Pipe down! A history of trenching machinesby Greg Whitaker on Feb 25, 2009
Although rarely seen, the mechanical trencher has a strong role to play in the machinery field.
We see them about the place, used mainly for dewatering purposes. Trenchers dug out their own niche many years.
While size, propulsion and even applications have changed over the years, the two basic principals behind a trenching machine remain the same. The first type has a bucket wheel, not unlike its much larger cousin, the continuous excavator, as found in mines everywhere. The other is known as the ‘ladder type’ and has a belt with buckets built in, not unlike a giant chainsaw.
In 1893, James B. Hill claims to have built the first ditching machine at Bowling Green, Ohio, while working at a local foundry.
After building seven machines, Hill took over the operation of a machine shop at Deshler, Ohio.

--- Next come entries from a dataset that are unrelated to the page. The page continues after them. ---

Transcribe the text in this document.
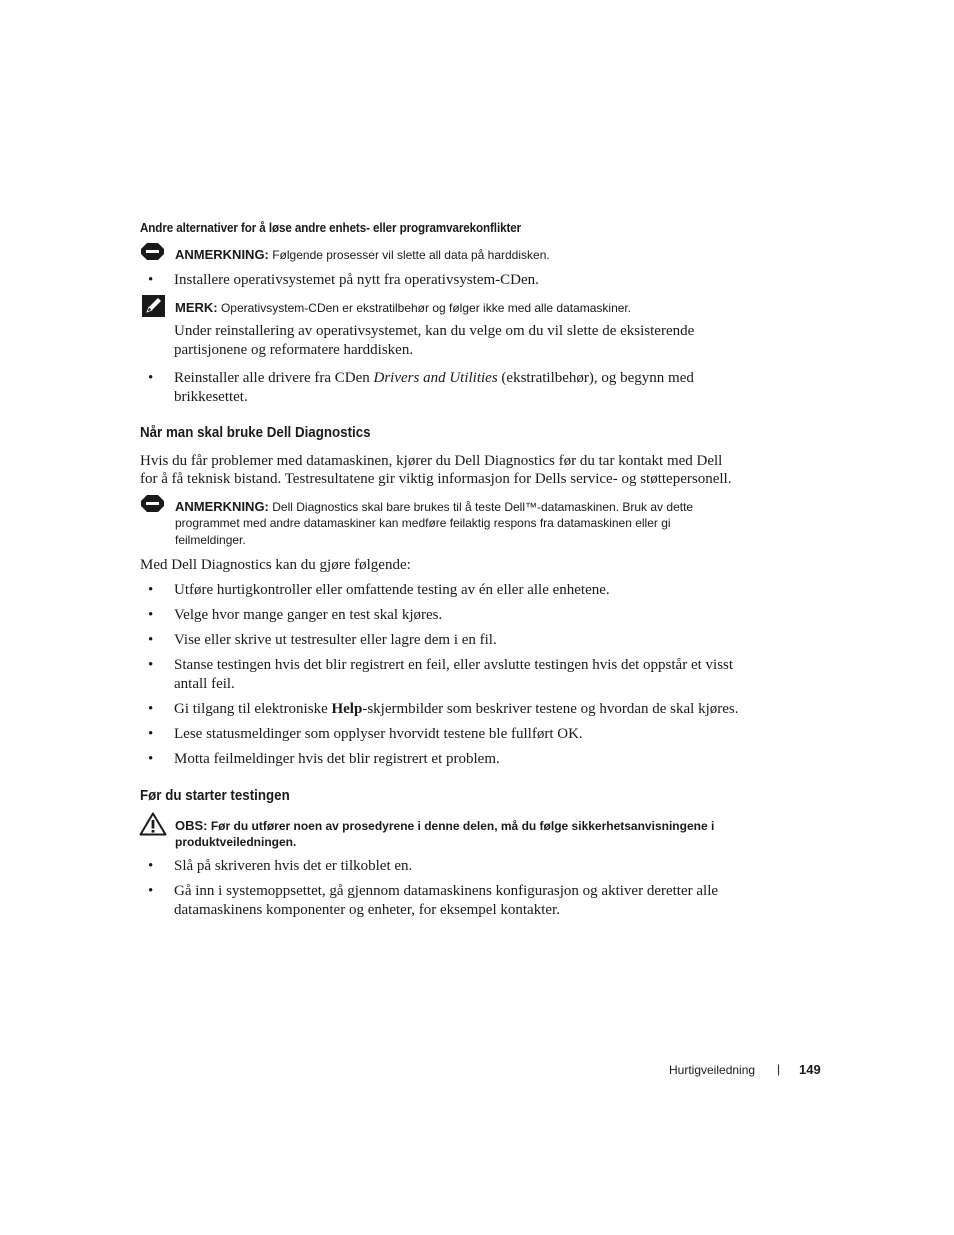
Andre alternativer for å løse andre enhets- eller programvarekonflikter
ANMERKNING: Følgende prosesser vil slette all data på harddisken.
• Installere operativsystemet på nytt fra operativsystem-CDen.
MERK: Operativsystem-CDen er ekstratilbehør og følger ikke med alle datamaskiner.
Under reinstallering av operativsystemet, kan du velge om du vil slette de eksisterende partisjonene og reformatere harddisken.
• Reinstaller alle drivere fra CDen Drivers and Utilities (ekstratilbehør), og begynn med
brikkesettet.
Når man skal bruke Dell Diagnostics
Hvis du får problemer med datamaskinen, kjører du Dell Diagnostics før du tar kontakt med Dell
for å få teknisk bistand. Testresultatene gir viktig informasjon for Dells service- og støttepersonell.
ANMERKNING: Dell Diagnostics skal bare brukes til å teste Dell™-datamaskinen. Bruk av dette
programmet med andre datamaskiner kan medføre feilaktig respons fra datamaskinen eller gi
feilmeldinger.
Med Dell Diagnostics kan du gjøre følgende:
• Utføre hurtigkontroller eller omfattende testing av én eller alle enhetene.
• Velge hvor mange ganger en test skal kjøres.
• Vise eller skrive ut testresulter eller lagre dem i en fil.
• Stanse testingen hvis det blir registrert en feil, eller avslutte testingen hvis det oppstår et visst
antall feil.
• Gi tilgang til elektroniske Help-skjermbilder som beskriver testene og hvordan de skal kjøres.
• Lese statusmeldinger som opplyser hvorvidt testene ble fullført OK.
• Motta feilmeldinger hvis det blir registrert et problem.
Før du starter testingen
OBS: Før du utfører noen av prosedyrene i denne delen, må du følge sikkerhetsanvisningene i
produktveiledningen.
• Slå på skriveren hvis det er tilkoblet en.
• Gå inn i systemoppsettet, gå gjennom datamaskinens konfigurasjon og aktiver deretter alle
datamaskinens komponenter og enheter, for eksempel kontakter.
Hurtigveiledning | 149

There, he continued to make the ditchers. Two years later, Hill moved to Carewy, Ohio and became associated with another company who built his ditchers on a royalty basis.
In 1902, a new company was formed in Ohio, which went on to become the Buckeye Traction Digger Company. At the time, the biggest ditchers were steam driven and could produce a modest trench, but by 1919 they had evolved into giant puffing monsters capable of digging trenches up to twelve feet wide. In fact the exceptional width of some of these early machines was so great, that they came equipped with living quarters for the crew, including a bedroom, kitchen area and a bathroom!
Buckeye developed many machines throughout the 1920s and 1930s. However, it was taken over post-war as the market for super-large ditchers declined.
It was not the end, however as there was still a demand for smaller, more narrow continuous excavators, with some small enough for the operator to walk behind them. In 1949, Edwin Malzahn designed and built the first of these machines, which have become known as compact trenchers. Later, he went on to found the famous ‘Ditch Witch’ line. Other pioneers in this field include several companies which made ditching attachments for farm tractors and later self-propelled machines.
There is still a demand for trenchers; as any rental company will tell you. However, many firms have found that for digging short distances to get at a cable or utility pipe, or whatever, a backhoe loader, or more often nowadays, a mini excavator, does the job more efficiently.
For longer runs or dewatering though, we are still digging those trenching machines.